Network Metrics Signal Ongoing Structural Weakness
While holder conviction is rising, broader macro indicators continue to flash warning signs. The Network Value to Transactions (NVT) ratio has climbed to elevated levels, recently reaching a three-month high.
Historically, rising NVT readings indicate that market valuation is growing faster than actual on-chain utility. In XRP’s case, transaction activity has not kept pace with market expectations, suggesting that price remains disconnected from underlying network usage. This imbalance weakens recovery attempts, as upward price moves lack confirmation from real demand and sustained transactional growth.
Without a meaningful rebound in on-chain activity, rallies risk being short-lived and vulnerable to renewed selling pressure.
XRP Price Outlook: Key Levels to Watch
At the time of writing, XRP trades near $1.86, still firmly below the $2.00 level lost last week. The decline followed a failed breakout attempt from a month-long downtrend, reinforcing the bearish technical structure.
The token is currently holding just above the $1.85 support zone, a level that has already been tested multiple times. If selling pressure continues to ease, XRP may enter a consolidation phase below $1.94. However, a deterioration in market sentiment could expose the downside toward $1.79, extending short-term losses.

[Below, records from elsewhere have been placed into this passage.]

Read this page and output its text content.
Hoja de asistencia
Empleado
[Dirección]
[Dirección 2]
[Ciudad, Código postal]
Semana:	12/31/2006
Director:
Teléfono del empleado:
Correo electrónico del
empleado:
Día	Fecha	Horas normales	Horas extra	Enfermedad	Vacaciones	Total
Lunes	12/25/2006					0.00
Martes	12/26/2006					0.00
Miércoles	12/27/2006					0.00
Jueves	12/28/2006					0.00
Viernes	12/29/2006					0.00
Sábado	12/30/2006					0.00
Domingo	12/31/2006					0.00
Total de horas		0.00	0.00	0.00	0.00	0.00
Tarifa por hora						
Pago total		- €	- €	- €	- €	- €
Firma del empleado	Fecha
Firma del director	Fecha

A bullish reversal scenario depends heavily on improving network activity and broader crypto market stability. A decisive break above $1.94 would be the first signal of recovery, while flipping $2.02 into support could open the door for a move toward $2.20, effectively invalidating the current bearish trend.
📌 Final Thoughts
XRP is at a critical crossroads. Long-term holders are showing patience, but without stronger network usage, price recovery remains fragile. The coming weeks may determine whether this consolidation turns into accumulation—or deeper correction.